MS: Miller’s photographs are really important documents. We have to recognise that Miller was working in one time and his subjects were caught within another. They meet only for a short period of time. This moment is key, it’s a sentence in a much wider visual chapter. I like to think about photography as being part of the journey, a story or a visual puzzle that has so many missing pieces. As human subjects I am convinced that we are not in the same space-time dynamic that’s why we have to read the work of Miller both within and outside of the frames he made. He has to be positioned within the privileges he had and we also have to look at what he photographed as an opportunity to discuss the place of race in the world immediately after WWII.

CM: This book offers an important contribution to the histories of photography and representation of the Other. Within this frame of reference, could you explain the milieu that locates the following sentence? ‘The black gaze is a radical oppositional act that has its location in many different origins associated with power.’

MS: The idea of a black oppositional gaze is located in the work of many important photographic histories from the work of James Van Der Zee to Carrie Mae Weems. From Vanley Burke to Joy Gregory. From Frederick Douglass to Kobena Mercer. From Rotimi Fani Kayode to Zanele Muholi and many others in different times and locations. It’s clear however that there is an on-going battle over the dignity of black lives and the fight over images of black people and the right to be seen with dignity is very real. This battle spans centuries and there are clear lines of affiliation that can be drawn into and across the history to these radical acts of decolonial photography dialogues.

CM: Having built an argument across the book for decolonising the camera, a linear connection can be made between the decisive turn in Stuart Hall’s Reconstruction Work: Images of post war black settlement (1984), and the concluding chapter Rights and Recognition in the Late Twentieth Century, both of which shape arguments concerning the construction of black subjectivities in the face of Western visual culture. You assert that the 1980s was a ‘critical decade’ for black British photography, while the 1990s should also be read as a ‘transformative period that heralded the arrival of the Other as photographer within mainstream Western cultural institutions’. Given these conditions, how does this discourse continue in the 21st century, in terms of the politics of representation and market for black subjects or identities?
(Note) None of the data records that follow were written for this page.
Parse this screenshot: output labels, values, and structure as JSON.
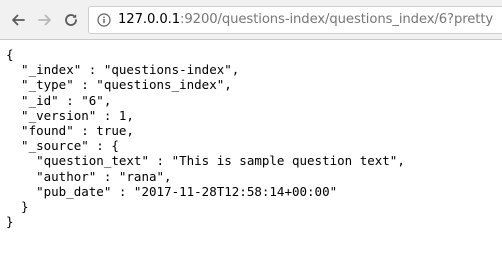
{
  "browser": {
    "url_host": "127.0.0.1",
    "url_rest": ":9200/questions-index/questions_index/6?pretty",
    "icons": {
      "back": "arrow-left-icon",
      "forward": "arrow-right-icon",
      "reload": "reload-icon",
      "site_info": "info-icon"
    }
  },
  "document": {
    "lines": [
      "{",
      "  \"_index\" : \"questions-index\",",
      "  \"_type\" : \"questions_index\",",
      "  \"_id\" : \"6\",",
      "  \"_version\" : 1,",
      "  \"found\" : true,",
      "  \"_source\" : {",
      "    \"question_text\" : \"This is sample question text\",",
      "    \"author\" : \"rana\",",
      "    \"pub_date\" : \"2017-11-28T12:58:14+00:00\"",
      "  }",
      "}"
    ]
  }
}
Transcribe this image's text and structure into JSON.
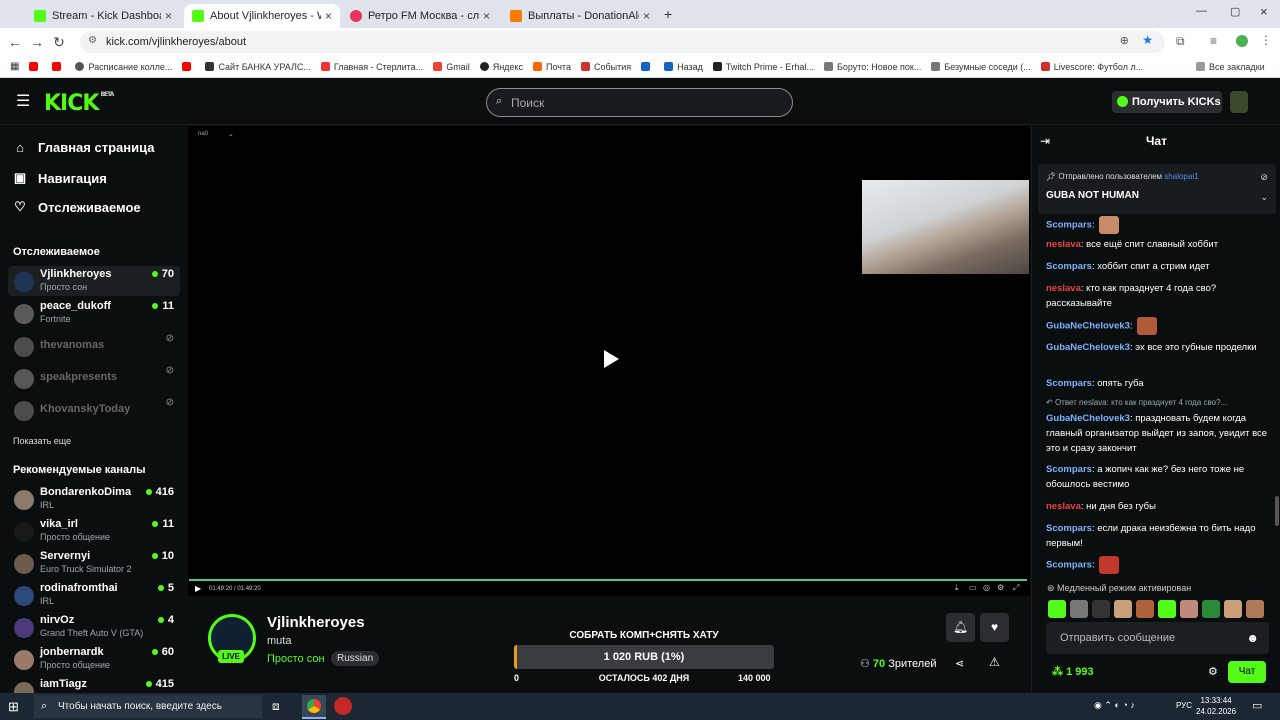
{
  "browser": {
    "tabs": [
      {
        "title": "Stream - Kick Dashboard",
        "color": "#53fc18",
        "active": false
      },
      {
        "title": "About Vjlinkheroyes - Watc",
        "color": "#53fc18",
        "active": true
      },
      {
        "title": "Ретро FM Москва - слуша",
        "color": "#e8335a",
        "active": false
      },
      {
        "title": "Выплаты - DonationAlerts",
        "color": "#f57c00",
        "active": false
      }
    ],
    "url": "kick.com/vjlinkheroyes/about",
    "bookmarks": [
      "Расписание колле...",
      "Сайт БАНКА УРАЛС...",
      "Главная - Стерлита...",
      "Gmail",
      "Яндекс",
      "Почта",
      "События",
      "Назад",
      "Twitch Prime - Erhal...",
      "Боруто: Новое пок...",
      "Безумные соседи (...",
      "Livescore: Футбол л...",
      "Все закладки"
    ]
  },
  "kick": {
    "logo": "KICK",
    "logo_badge": "BETA",
    "search_placeholder": "Поиск",
    "get_kicks": "Получить KICKs"
  },
  "sidebar": {
    "nav": [
      "Главная страница",
      "Навигация",
      "Отслеживаемое"
    ],
    "following_title": "Отслеживаемое",
    "following": [
      {
        "name": "Vjlinkheroyes",
        "sub": "Просто сон",
        "viewers": "70",
        "online": true
      },
      {
        "name": "peace_dukoff",
        "sub": "Fortnite",
        "viewers": "11",
        "online": true
      },
      {
        "name": "thevanomas",
        "sub": "",
        "viewers": "",
        "online": false
      },
      {
        "name": "speakpresents",
        "sub": "",
        "viewers": "",
        "online": false
      },
      {
        "name": "KhovanskyToday",
        "sub": "",
        "viewers": "",
        "online": false
      }
    ],
    "show_more": "Показать еще",
    "recommended_title": "Рекомендуемые каналы",
    "recommended": [
      {
        "name": "BondarenkoDima",
        "sub": "IRL",
        "viewers": "416"
      },
      {
        "name": "vika_irl",
        "sub": "Просто общение",
        "viewers": "11"
      },
      {
        "name": "Servernyi",
        "sub": "Euro Truck Simulator 2",
        "viewers": "10"
      },
      {
        "name": "rodinafromthai",
        "sub": "IRL",
        "viewers": "5"
      },
      {
        "name": "nirvOz",
        "sub": "Grand Theft Auto V (GTA)",
        "viewers": "4"
      },
      {
        "name": "jonbernardk",
        "sub": "Просто общение",
        "viewers": "60"
      },
      {
        "name": "iamTiagz",
        "sub": "",
        "viewers": "415"
      }
    ]
  },
  "player": {
    "time": "01:49:20 / 01:49:20",
    "quality": "na0"
  },
  "stream": {
    "name": "Vjlinkheroyes",
    "title": "muta",
    "category": "Просто сон",
    "language": "Russian",
    "live": "LIVE",
    "goal_title": "СОБРАТЬ КОМП+СНЯТЬ ХАТУ",
    "goal_amount": "1 020 RUB (1%)",
    "goal_progress": 0.01,
    "goal_min": "0",
    "goal_left": "ОСТАЛОСЬ 402 ДНЯ",
    "goal_max": "140 000",
    "viewers_count": "70",
    "viewers_label": "Зрителей"
  },
  "chat": {
    "title": "Чат",
    "pinned_by_label": "Отправлено пользователем",
    "pinned_user": "shalopai1",
    "pinned_message": "GUBA NOT HUMAN",
    "messages": [
      {
        "user": "Scompars",
        "text": "",
        "color": "blue",
        "emote": "#c98a6a"
      },
      {
        "user": "neslava",
        "text": "все ещё спит славный хоббит",
        "color": "red"
      },
      {
        "user": "Scompars",
        "text": "хоббит спит а стрим идет",
        "color": "blue"
      },
      {
        "user": "neslava",
        "text": "кто как празднует 4 года сво? рассказывайте",
        "color": "red"
      },
      {
        "user": "GubaNeChelovek3",
        "text": "",
        "color": "blue",
        "emote": "#b05a3a"
      },
      {
        "user": "GubaNeChelovek3",
        "text": "эх все это губные проделки",
        "color": "blue"
      },
      {
        "user": "Scompars",
        "text": "опять губа",
        "color": "blue"
      },
      {
        "user": "GubaNeChelovek3",
        "text": "праздновать будем когда главный организатор выйдет из запоя, увидит все это и сразу закончит",
        "color": "blue"
      },
      {
        "user": "Scompars",
        "text": "а жопич как же? без него тоже не обошлось вестимо",
        "color": "blue"
      },
      {
        "user": "neslava",
        "text": "ни дня без губы",
        "color": "red"
      },
      {
        "user": "Scompars",
        "text": "если драка неизбежна то бить надо первым!",
        "color": "blue"
      },
      {
        "user": "Scompars",
        "text": "",
        "color": "blue",
        "emote": "#c0392b"
      }
    ],
    "reply_label": "Ответ neslava: кто как празднует 4 года сво?...",
    "slow_mode": "Медленный режим активирован",
    "input_placeholder": "Отправить сообщение",
    "points": "1 993",
    "send_label": "Чат"
  },
  "taskbar": {
    "search_placeholder": "Чтобы начать поиск, введите здесь",
    "lang": "РУС",
    "time": "13:33:44",
    "date": "24.02.2026"
  }
}
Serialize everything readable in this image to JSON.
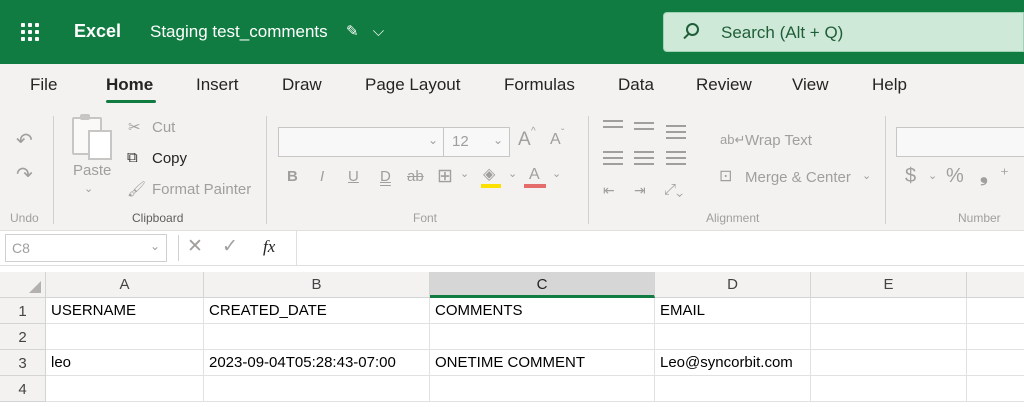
{
  "titlebar": {
    "app_name": "Excel",
    "doc_title": "Staging test_comments",
    "doc_icons": [
      "edit-icon",
      "chevron-down-icon"
    ],
    "search_placeholder": "Search (Alt + Q)"
  },
  "menu": {
    "tabs": [
      "File",
      "Home",
      "Insert",
      "Draw",
      "Page Layout",
      "Formulas",
      "Data",
      "Review",
      "View",
      "Help"
    ],
    "active": "Home"
  },
  "ribbon": {
    "undo_group": "Undo",
    "clipboard": {
      "paste": "Paste",
      "cut": "Cut",
      "copy": "Copy",
      "format_painter": "Format Painter",
      "group": "Clipboard"
    },
    "font": {
      "font_name": "",
      "size": "12",
      "group": "Font",
      "grow": "A",
      "shrink": "A",
      "bold": "B",
      "italic": "I",
      "underline": "U",
      "double_underline": "D",
      "strike": "ab",
      "font_color": "A"
    },
    "alignment": {
      "wrap": "Wrap Text",
      "merge": "Merge & Center",
      "group": "Alignment"
    },
    "number": {
      "currency": "$",
      "percent": "%",
      "group": "Number"
    }
  },
  "formula_bar": {
    "name_box": "C8",
    "cancel": "✕",
    "enter": "✓",
    "fx": "fx",
    "value": ""
  },
  "sheet": {
    "columns": [
      "A",
      "B",
      "C",
      "D",
      "E"
    ],
    "selected_column": "C",
    "rows": [
      {
        "num": "1",
        "cells": [
          "USERNAME",
          "CREATED_DATE",
          "COMMENTS",
          "EMAIL",
          ""
        ]
      },
      {
        "num": "2",
        "cells": [
          "",
          "",
          "",
          "",
          ""
        ]
      },
      {
        "num": "3",
        "cells": [
          "leo",
          "2023-09-04T05:28:43-07:00",
          "ONETIME COMMENT",
          "Leo@syncorbit.com",
          ""
        ]
      },
      {
        "num": "4",
        "cells": [
          "",
          "",
          "",
          "",
          ""
        ]
      }
    ]
  },
  "colors": {
    "brand": "#107c41",
    "ribbon_bg": "#f3f2f1",
    "search_bg": "#cfe9d8"
  }
}
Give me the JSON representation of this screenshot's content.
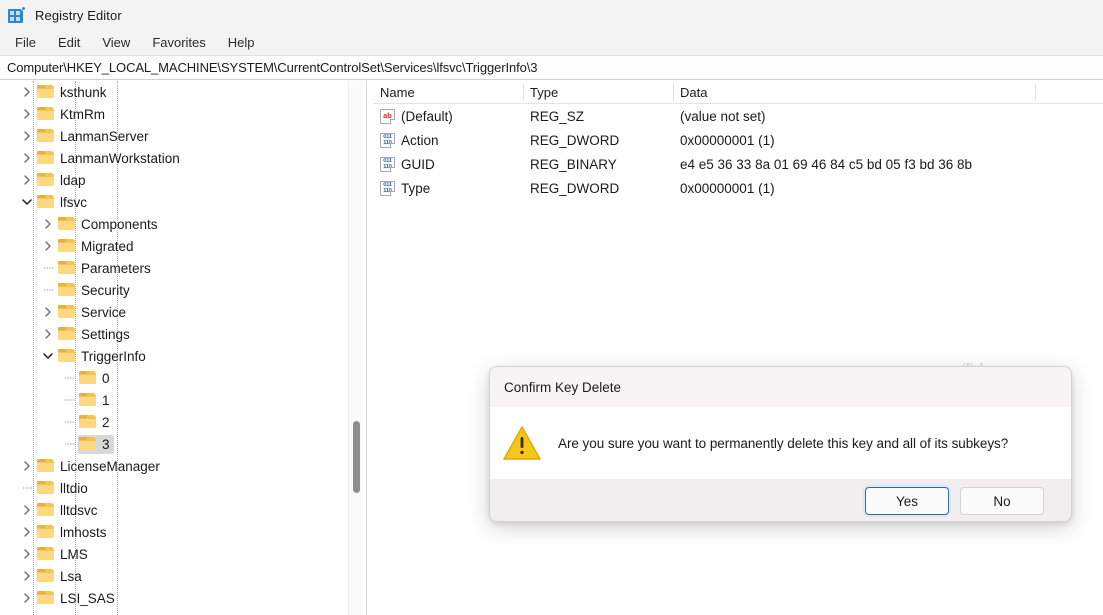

MS: We have to now consider that we are in an image sphere. Images circulate around the globe faster than ever before. This image velocity is creating cultural heat and this heat is producing a new energy flow of images especially from those who are designated as being ‘new’ to the means of production. This image flow or production of meaning is being interrupted and that turbulence is what I believe we are now witnessing. Work from outside of Europe and North America or from designated marginalised communities is now part of an unstoppable flow of image meaning that is transforming the traditional way photography has been understood this is a massive challenge to the museum and gallery world.

CM: Finally, it is fascinating how the work of conceptual photographers, such as Rotimi Fani-Kayode and Joy Gregory are discussed within a decolonised framework. Having constructed this framework, what advice would you give emerging BAME artists when thinking through and developing their own practice?

MS: I invite all artists to be brave and to work in the knowledge of what has gone before but do not allow oneself to be chained to the past or simply replicate what has been done. I think we have to think about the Jazz of it all and make work that is multidirectional, pluriversal and hybrid in nature. Most importantly, I think we have to make work that has generosity at its heart that is open and inviting to make images that help us out of the matrix of colonial violence.